Nach einigen Tagen in der Hauptstadt Lima gings dann endlich raus aus der Garua, dem Küstennebel, der alles an der Küste Perus zu dieser Jahreszeit in ein tristes Grau hüllte. Auf der Panamericana gings nach Norden und dann rauf in die Anden. Und da fing es dann mit den Extremen auch schon an: auf knapp 100 km gings von 0 auf über 4.100 m Höhe konstant bergauf! Zum Glück wurde ich mangels Gasthäuser auf halber Höhe von einer netten Familie für die Nacht in ihr Haus eingeladen und wie selbstverständlich bot man mir das einzige Bett im Haus an. Natürlich aber schlief ich auf meiner Isomatte auf dem Boden!

 

Die nächste Nacht verbrachte ich dann bitterkalt auf 4.100 m bei einer anderen Familie, bevor ich mich auf den Weg machte in die Cordillera Huayhuash, erst nochmal weiter rauf auf 4.217 m und dann runter über endlose Schotter-Serpentinen nach Chiquian auf 3.400 m. Da erwischte mich dann endgültig eine bunte Mischung aus Höhenkrankheit, Grippe und Magenverstimmung (letztere vermutlich dank eines dubiosen, aber äußerst billigen, riesigen runden Käses...). Also hütete ich das Bett, was mir gar nicht so unrecht war, denn es war ja schließlich Fußball-WM in Alemania! Nachdem man mich noch in Lima für das Erreichen des Halbfinales beglückwünscht hatte (Fernseher standen einfach überall), bekundete man mir nun hier allerdings nach dem Ausscheiden der deutschen Mannschaft mit tiefstem Mitgefühl Beileid.

 

Als das Fieber endlich weg war, wollte ich das auch. Also machte ich mich auf den Weg nach Huaraz in der Cordillera Blanca. Wieder raubte mir das Radeln auf über 4.000 m im wahrsten Sinne des Wortes mit jedem Pedaltritt den Atem und so keuchte ich an der grandiosen Bergkulisse mit schnee- und eisbedeckten Fünf- und Sechstausendern vorbei nach Huaraz, in DAS Bergsteiger- und Trekking-Mekka Südamerikas! Und hier bekam ich dann die Quittung für meine Schlauheit, auf über 4.000 m mit Kontaktlinsen und ohne Sonnenbrille Rad gefahren zu sein: Bindehautentzündung! Im Krankenhaus sagte man mir: Fünf Tage schonen! Gut dachte ich, das kommt ja gerade so hin, denn in etwa fünf Tagen hatte ich mich mit Vladimir aus Israel, den ich auf der Osterinsel getroffen hatte, hier für das ein oder andere Abenteuer verabredet.

 

Die Augen wurden wieder besser, Vladimir kam, und so legten wir einen ersten Tag Training im Eisklettern ein.

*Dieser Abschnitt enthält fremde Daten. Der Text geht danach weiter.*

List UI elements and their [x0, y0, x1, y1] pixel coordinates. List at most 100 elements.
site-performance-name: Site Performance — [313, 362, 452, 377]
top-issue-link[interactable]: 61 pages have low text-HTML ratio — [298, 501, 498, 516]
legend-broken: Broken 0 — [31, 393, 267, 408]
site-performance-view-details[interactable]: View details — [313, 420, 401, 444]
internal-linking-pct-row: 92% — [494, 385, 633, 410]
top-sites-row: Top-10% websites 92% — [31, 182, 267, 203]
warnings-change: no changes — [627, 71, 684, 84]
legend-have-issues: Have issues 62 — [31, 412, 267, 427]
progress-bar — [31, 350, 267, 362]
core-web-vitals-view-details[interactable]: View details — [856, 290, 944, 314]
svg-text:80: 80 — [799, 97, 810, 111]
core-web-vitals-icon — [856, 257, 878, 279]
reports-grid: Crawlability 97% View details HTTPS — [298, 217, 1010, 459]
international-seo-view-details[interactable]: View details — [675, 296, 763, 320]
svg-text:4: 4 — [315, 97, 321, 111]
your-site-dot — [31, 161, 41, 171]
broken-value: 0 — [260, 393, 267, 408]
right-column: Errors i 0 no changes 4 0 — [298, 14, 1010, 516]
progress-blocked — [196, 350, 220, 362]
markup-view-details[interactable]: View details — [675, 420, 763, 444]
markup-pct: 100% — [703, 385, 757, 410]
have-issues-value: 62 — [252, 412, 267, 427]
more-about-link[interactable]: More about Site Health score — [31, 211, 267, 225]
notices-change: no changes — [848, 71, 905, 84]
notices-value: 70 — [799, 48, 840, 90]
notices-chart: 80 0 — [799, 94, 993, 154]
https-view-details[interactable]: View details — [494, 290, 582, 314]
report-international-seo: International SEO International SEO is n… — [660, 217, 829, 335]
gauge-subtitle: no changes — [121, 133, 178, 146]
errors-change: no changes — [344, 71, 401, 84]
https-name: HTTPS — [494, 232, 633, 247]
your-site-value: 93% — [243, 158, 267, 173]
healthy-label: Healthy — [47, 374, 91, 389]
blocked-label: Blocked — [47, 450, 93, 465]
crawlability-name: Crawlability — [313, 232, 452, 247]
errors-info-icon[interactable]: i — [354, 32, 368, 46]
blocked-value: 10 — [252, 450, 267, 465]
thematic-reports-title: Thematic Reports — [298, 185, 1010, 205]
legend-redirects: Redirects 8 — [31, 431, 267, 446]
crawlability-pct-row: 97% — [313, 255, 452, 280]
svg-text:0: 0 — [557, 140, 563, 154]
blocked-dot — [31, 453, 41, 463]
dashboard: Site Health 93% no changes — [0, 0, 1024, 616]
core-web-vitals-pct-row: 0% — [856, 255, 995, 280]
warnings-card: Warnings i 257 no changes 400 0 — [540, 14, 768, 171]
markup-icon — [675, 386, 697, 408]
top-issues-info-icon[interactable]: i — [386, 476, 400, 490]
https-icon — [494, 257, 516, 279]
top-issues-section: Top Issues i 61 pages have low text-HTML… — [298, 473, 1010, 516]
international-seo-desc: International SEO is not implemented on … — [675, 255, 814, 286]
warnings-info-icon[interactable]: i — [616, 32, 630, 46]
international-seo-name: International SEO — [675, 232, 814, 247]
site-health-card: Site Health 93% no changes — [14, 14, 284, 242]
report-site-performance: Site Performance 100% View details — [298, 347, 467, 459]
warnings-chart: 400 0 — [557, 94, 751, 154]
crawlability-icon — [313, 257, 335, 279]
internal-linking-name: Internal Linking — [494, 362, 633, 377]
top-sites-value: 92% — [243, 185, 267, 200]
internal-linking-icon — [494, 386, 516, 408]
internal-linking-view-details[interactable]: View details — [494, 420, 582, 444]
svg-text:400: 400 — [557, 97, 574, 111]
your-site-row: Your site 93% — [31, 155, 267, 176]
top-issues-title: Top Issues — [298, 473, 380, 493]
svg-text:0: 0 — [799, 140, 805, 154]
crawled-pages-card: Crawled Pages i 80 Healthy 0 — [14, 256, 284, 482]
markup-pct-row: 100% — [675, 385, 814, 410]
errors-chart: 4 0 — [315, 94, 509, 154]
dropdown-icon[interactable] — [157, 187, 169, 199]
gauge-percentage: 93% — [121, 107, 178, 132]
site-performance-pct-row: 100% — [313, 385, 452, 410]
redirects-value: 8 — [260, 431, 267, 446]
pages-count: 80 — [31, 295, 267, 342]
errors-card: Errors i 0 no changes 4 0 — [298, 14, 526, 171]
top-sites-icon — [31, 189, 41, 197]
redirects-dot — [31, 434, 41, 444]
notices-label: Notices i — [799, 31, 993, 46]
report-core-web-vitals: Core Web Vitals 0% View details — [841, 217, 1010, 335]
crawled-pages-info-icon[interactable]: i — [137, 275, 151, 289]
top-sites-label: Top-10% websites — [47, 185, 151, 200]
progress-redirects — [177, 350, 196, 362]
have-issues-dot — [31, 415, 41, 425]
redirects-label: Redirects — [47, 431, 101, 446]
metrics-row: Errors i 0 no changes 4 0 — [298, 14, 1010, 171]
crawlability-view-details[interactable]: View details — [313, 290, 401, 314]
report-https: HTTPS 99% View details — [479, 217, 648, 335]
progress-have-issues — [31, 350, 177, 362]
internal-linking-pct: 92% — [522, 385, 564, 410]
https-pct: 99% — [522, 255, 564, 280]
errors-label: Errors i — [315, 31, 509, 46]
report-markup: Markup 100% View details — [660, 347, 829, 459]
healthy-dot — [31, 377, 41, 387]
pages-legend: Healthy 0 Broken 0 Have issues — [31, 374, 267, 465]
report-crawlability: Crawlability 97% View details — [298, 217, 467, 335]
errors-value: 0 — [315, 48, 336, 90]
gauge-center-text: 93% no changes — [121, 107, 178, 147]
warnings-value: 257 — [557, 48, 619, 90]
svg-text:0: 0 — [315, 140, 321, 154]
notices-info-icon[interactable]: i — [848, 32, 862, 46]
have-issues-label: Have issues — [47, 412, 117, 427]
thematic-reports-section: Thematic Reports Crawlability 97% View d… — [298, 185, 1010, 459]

Und zwar am Pastoruri-Gletscher auf 5.000 m Höhe! Da ist schon normales Gehen für die meisten Schwerstarbeit. Wie erwartet wurde das Ganze eine höllisch atemraubende Angelegenheit, aber wir schafften die Wand und so fühlten wir uns zu "Höherem" bereit.

 

Zur Höhenakklimatisation wollten wir aber erst ein paar Tage Trekken gehen. So heuerten wir zwei burros und einen arriero an, also zwei Packesel und einen Eselführer, und machten uns mit Verpflegung für fünf Tage und Campingequipment auf den Santa Cruz Trek quer durch die Cordillera Blanca. Mich erwischte ab dem zweiten Tag wieder irgendetwas mit Fieber, so dass ich genug Mühe ohne schweren Rucksack hatte und froh war, dass wir unsere Esel fürs Gepäck dabei hatten. So keuchte ich über den höchsten Pass auf 4.750 m. Gegen Ende des Treks im Llanganuco Valley gings dann schon wieder besser und so stand der wirklichen Herausforderung nichts mehr im Wege.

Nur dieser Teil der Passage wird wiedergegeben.